A big caveat to start, I have taken a very naive approach to this. One of the challenges I didn’t try to solve was that characters are referred to be different names in different contexts. Elizabeth, Lizzy, Miss Bennet, for example. However Miss Bennet could refer to any one of the sisters, so I decided for my purposes the easiest thing to do was just potter on.

So my super simplistic approach was to mark rows where a character name appears, then to take a rolling mean (over 20 rows).

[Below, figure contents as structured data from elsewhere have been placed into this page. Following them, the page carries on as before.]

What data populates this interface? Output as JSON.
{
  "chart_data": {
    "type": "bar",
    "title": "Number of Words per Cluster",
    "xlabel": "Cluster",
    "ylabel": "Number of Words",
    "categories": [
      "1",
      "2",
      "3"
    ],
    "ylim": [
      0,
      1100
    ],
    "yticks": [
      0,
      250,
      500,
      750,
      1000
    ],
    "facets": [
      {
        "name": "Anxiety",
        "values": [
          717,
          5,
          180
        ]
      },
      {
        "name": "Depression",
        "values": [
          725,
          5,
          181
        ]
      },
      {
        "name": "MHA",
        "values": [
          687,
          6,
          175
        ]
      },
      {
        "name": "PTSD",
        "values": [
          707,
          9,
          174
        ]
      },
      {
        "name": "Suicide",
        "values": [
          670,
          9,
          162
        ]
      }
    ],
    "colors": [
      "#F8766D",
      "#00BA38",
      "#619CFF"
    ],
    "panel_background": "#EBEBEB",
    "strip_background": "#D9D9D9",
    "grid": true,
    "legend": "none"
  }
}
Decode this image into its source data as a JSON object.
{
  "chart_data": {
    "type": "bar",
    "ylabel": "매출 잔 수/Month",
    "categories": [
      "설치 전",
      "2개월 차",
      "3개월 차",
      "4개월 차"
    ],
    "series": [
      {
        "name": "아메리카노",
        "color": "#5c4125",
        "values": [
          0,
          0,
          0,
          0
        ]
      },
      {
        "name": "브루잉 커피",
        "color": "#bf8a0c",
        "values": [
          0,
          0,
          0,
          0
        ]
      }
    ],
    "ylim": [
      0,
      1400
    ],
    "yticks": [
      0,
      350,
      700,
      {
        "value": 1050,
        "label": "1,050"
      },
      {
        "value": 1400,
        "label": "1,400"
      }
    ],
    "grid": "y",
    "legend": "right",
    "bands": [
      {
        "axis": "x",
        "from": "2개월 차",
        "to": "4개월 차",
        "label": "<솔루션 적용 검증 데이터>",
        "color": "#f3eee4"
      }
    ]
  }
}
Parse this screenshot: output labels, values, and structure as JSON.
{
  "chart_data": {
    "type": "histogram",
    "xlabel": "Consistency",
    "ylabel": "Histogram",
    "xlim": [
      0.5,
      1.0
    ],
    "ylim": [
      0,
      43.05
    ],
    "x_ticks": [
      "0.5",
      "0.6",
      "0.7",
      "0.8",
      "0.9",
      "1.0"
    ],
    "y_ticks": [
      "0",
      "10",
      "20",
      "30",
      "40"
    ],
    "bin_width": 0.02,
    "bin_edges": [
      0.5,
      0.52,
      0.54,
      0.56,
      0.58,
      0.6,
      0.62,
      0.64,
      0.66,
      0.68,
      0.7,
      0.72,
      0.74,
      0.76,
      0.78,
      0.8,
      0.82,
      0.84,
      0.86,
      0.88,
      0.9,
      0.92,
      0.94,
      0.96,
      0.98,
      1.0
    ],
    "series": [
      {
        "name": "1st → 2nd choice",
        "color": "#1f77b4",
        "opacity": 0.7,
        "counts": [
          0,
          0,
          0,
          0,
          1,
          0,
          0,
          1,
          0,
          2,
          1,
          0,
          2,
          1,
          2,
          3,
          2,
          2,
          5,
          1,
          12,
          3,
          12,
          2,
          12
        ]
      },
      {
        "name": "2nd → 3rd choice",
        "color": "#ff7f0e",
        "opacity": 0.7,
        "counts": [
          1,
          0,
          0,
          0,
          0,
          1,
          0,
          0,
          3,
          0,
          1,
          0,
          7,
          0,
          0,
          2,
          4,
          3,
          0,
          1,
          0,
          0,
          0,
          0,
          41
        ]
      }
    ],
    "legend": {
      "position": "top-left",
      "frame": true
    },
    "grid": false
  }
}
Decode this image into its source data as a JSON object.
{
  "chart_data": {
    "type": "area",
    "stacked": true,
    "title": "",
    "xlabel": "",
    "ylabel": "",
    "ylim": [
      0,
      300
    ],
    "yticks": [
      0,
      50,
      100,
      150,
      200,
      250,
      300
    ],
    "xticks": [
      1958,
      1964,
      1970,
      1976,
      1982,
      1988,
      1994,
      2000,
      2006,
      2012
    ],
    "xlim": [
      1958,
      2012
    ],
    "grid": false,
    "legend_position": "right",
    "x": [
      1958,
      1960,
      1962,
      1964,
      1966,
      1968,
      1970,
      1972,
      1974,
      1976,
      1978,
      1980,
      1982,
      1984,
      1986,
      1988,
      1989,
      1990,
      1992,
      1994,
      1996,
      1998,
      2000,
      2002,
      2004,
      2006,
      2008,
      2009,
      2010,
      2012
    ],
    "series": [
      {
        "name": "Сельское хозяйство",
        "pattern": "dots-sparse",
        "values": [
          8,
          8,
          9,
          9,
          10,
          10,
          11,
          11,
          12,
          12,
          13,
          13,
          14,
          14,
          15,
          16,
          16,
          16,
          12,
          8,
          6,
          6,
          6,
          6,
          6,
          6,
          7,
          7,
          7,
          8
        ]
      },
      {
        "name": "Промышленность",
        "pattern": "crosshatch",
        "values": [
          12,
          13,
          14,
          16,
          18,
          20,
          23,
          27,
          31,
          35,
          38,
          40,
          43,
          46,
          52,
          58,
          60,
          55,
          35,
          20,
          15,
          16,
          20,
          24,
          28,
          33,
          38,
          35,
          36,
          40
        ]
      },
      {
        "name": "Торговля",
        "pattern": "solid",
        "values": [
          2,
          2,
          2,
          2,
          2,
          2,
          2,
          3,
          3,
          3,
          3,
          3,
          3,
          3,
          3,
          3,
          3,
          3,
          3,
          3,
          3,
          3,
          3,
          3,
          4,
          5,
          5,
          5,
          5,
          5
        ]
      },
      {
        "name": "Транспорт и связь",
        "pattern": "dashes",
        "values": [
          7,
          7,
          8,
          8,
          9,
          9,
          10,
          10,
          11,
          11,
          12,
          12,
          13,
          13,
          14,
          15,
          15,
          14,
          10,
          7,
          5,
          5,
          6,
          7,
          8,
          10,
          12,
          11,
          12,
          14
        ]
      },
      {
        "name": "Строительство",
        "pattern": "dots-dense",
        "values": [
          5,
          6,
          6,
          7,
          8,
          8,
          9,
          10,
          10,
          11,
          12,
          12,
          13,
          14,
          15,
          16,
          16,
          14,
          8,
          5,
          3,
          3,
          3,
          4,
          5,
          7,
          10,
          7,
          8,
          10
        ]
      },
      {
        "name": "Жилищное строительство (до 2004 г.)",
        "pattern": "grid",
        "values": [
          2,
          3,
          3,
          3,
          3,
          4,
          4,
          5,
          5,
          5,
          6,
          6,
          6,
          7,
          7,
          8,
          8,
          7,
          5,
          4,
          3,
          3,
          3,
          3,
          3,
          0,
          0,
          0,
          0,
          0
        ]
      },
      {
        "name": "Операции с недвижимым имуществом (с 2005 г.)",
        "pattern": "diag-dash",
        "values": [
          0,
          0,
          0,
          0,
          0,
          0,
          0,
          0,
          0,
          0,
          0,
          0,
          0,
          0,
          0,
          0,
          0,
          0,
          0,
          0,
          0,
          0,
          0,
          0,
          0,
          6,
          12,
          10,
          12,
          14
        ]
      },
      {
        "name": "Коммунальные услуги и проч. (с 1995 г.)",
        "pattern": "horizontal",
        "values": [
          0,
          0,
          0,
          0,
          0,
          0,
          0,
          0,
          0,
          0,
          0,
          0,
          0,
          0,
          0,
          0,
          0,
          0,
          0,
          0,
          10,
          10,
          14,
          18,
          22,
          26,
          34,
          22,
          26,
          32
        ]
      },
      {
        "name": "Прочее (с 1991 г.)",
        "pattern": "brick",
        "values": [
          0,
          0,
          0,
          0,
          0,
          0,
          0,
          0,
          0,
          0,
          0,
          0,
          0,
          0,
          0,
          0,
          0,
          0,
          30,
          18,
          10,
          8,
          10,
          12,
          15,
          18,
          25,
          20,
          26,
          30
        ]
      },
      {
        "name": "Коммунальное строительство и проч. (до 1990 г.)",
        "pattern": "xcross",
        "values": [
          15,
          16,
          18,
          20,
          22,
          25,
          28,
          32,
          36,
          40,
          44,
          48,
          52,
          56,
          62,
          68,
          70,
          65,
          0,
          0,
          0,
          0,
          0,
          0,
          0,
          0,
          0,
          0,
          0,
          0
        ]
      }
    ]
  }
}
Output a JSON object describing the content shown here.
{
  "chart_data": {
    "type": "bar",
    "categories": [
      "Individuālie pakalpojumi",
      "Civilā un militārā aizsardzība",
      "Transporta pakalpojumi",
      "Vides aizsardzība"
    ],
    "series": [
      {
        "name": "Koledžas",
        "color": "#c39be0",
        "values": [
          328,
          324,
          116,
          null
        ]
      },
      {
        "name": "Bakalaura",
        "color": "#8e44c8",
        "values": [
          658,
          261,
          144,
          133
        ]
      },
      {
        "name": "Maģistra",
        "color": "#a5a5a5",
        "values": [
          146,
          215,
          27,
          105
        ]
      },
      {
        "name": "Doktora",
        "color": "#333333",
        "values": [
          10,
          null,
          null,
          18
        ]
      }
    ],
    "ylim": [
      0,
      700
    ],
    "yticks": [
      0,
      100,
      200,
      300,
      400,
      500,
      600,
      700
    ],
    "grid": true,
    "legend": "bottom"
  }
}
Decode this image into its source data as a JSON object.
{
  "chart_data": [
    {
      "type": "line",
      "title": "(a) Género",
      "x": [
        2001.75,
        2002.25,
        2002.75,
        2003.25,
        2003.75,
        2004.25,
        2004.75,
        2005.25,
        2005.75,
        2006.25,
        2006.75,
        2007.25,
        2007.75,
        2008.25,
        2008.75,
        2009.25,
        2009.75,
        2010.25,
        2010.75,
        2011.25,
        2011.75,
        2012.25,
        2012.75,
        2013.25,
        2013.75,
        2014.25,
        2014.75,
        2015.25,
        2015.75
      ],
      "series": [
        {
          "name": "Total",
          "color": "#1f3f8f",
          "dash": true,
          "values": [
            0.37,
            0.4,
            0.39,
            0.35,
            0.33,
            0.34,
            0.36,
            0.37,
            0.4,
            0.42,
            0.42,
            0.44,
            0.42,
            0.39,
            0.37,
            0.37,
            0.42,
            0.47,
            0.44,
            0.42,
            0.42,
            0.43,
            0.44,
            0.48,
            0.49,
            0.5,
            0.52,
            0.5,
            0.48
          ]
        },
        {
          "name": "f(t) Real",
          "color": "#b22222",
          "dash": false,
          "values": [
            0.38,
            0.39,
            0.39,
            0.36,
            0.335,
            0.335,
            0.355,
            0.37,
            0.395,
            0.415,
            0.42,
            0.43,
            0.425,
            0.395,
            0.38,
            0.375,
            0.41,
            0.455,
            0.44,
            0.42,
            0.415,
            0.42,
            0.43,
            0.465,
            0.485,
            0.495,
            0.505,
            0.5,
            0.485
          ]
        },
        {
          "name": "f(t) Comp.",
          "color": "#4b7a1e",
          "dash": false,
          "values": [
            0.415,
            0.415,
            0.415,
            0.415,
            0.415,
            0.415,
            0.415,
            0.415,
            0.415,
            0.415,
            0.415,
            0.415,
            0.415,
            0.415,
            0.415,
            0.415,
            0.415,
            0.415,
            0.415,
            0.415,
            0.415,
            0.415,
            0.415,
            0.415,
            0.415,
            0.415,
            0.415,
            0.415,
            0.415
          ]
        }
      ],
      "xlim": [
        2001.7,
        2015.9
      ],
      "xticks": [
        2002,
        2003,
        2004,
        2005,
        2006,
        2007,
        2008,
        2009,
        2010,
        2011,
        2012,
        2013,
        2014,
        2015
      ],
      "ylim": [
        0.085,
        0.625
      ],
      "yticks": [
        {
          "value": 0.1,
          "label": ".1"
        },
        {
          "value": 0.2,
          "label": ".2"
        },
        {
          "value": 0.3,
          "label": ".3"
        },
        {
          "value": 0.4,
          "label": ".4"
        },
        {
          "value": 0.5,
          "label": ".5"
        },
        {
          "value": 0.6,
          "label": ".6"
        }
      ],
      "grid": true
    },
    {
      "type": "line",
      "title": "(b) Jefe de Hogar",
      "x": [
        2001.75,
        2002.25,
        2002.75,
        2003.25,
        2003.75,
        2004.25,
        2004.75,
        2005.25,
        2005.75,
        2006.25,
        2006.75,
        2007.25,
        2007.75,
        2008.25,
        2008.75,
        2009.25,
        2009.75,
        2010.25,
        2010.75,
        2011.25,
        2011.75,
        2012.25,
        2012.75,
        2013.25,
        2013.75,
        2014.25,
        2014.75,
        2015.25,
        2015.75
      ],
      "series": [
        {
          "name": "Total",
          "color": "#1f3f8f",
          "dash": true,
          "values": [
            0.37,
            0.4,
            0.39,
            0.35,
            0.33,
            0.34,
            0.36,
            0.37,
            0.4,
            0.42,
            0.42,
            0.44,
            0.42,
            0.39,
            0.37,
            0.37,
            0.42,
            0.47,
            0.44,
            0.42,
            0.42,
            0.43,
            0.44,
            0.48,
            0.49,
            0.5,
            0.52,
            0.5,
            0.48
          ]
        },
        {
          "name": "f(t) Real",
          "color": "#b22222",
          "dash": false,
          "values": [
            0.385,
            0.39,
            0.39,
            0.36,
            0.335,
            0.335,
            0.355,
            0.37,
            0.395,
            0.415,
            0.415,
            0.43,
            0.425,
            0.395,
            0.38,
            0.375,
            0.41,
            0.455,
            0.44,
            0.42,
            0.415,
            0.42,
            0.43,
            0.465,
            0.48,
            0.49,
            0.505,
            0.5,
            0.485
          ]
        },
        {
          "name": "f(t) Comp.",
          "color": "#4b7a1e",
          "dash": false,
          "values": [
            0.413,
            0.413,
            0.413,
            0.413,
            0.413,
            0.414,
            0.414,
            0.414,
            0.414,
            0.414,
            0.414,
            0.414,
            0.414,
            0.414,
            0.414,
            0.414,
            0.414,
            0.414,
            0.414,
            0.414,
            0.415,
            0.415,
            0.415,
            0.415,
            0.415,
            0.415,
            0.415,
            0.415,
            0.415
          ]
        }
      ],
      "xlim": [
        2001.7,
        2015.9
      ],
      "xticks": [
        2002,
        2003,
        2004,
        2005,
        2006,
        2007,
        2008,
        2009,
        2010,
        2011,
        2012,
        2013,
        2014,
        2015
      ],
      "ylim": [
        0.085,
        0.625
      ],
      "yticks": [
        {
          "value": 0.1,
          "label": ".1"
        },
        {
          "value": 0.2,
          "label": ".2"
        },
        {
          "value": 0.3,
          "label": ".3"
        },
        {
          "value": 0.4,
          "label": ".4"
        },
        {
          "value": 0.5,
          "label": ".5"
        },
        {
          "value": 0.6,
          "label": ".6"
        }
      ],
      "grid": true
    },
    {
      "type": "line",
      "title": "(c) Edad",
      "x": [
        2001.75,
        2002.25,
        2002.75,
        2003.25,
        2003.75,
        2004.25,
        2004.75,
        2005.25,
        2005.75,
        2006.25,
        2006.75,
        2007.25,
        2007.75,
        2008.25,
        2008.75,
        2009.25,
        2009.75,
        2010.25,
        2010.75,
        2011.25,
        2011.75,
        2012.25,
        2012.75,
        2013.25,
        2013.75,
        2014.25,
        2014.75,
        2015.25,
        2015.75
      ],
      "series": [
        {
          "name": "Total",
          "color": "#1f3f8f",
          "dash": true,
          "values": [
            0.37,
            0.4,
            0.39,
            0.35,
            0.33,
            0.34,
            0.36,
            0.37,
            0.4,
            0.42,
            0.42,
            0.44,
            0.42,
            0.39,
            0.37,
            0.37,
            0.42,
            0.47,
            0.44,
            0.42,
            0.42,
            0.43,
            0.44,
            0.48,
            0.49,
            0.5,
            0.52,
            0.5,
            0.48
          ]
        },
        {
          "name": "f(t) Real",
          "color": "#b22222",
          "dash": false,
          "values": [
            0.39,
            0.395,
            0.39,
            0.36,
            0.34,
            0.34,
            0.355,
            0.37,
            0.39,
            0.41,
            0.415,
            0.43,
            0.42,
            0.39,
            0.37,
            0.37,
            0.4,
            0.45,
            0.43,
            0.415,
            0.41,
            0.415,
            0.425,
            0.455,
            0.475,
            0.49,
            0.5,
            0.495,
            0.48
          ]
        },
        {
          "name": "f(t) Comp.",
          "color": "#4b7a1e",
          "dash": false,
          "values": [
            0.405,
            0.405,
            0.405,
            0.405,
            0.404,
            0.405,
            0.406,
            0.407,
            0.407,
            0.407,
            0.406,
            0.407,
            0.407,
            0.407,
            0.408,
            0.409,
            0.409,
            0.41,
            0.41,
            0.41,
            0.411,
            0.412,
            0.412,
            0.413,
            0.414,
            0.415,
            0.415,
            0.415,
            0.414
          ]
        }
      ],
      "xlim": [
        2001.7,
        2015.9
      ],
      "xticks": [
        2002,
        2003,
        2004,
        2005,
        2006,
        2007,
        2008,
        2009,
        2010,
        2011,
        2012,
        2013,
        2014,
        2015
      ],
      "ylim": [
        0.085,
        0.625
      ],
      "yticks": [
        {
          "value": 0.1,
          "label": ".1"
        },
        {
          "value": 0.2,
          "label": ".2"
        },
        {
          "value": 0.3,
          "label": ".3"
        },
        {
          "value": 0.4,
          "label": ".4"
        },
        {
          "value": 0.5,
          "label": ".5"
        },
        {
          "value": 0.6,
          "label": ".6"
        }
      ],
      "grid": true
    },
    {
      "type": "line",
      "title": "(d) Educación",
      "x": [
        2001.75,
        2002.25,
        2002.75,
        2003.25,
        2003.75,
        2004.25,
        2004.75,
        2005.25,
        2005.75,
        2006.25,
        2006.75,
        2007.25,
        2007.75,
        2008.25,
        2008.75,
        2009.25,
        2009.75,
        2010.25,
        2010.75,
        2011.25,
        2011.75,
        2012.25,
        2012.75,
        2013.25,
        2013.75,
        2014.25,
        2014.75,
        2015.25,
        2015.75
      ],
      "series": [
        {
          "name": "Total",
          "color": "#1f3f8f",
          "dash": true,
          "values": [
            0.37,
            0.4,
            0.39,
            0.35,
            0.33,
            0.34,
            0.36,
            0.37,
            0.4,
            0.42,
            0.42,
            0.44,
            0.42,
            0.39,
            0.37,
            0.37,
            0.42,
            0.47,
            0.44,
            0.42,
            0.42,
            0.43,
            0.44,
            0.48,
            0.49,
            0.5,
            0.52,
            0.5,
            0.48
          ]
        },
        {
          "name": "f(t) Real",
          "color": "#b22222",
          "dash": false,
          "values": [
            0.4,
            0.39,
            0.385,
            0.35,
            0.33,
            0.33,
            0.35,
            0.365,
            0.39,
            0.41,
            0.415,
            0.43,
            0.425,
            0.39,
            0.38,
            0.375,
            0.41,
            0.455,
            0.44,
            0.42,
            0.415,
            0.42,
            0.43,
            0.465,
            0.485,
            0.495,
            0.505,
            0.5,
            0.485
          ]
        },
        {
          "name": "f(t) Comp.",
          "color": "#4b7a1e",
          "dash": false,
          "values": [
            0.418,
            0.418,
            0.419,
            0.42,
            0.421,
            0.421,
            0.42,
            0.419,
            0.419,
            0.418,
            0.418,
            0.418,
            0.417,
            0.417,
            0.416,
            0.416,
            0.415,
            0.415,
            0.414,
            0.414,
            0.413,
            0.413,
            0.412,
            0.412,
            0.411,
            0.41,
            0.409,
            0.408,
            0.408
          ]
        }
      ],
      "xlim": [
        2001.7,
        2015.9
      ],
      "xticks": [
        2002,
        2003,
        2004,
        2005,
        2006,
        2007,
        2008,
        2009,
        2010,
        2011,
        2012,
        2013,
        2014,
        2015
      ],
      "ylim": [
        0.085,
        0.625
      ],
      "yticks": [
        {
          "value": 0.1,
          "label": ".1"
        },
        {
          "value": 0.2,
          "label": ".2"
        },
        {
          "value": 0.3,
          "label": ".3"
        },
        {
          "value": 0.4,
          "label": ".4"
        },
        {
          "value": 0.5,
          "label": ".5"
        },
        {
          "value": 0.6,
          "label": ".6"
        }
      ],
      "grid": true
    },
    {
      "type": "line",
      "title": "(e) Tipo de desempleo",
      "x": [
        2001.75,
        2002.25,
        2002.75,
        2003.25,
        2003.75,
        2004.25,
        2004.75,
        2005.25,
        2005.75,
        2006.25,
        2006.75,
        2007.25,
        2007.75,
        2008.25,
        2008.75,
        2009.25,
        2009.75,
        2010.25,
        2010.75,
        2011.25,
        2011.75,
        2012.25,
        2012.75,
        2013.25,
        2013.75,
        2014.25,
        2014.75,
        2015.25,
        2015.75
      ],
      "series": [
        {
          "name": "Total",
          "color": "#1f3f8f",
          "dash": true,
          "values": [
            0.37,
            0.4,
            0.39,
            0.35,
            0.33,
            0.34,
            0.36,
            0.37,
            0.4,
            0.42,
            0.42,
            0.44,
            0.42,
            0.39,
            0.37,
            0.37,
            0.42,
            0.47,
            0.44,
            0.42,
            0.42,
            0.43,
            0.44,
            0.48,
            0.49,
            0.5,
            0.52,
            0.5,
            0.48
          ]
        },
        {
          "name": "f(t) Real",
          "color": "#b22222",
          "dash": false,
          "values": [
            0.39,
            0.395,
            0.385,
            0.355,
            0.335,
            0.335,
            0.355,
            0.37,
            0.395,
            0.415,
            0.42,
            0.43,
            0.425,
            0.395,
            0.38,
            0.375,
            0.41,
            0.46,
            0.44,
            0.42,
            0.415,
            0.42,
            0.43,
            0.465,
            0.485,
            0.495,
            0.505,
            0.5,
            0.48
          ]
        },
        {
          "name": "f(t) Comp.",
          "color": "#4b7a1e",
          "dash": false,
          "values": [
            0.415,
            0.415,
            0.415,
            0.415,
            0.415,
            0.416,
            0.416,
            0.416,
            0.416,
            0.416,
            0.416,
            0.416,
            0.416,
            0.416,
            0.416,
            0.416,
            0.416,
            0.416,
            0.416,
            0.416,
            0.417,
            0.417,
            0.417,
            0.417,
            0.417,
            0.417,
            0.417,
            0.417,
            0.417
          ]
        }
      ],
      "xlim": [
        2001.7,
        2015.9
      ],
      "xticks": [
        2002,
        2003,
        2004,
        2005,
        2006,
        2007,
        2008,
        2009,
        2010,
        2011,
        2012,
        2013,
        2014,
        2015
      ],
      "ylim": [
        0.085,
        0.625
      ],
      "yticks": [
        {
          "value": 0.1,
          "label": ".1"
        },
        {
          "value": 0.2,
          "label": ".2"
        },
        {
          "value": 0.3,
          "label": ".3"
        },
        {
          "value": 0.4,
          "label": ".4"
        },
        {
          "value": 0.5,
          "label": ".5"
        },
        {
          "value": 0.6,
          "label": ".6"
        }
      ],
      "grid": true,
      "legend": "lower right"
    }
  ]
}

There are some interesting (though unsurprising) patterns. As you’d expect, Lizzy and Darcy are the most prominent characters, and Lizzy only drops off at one point (for those who are interested, it’s when Darcy is gving Wickham’s backstory). You can also see the way Lydia and Wickham’s presence move together during the elopement (while Darcy and Bingley take a backseat). The relationship between Mr. Collins and Charlotte is interesting as well. I feel like it would probably not to be too difficult to develop an analysis that predicts the relationships between characters (I’m aware this probably already exists…), but it’s beyond me right now!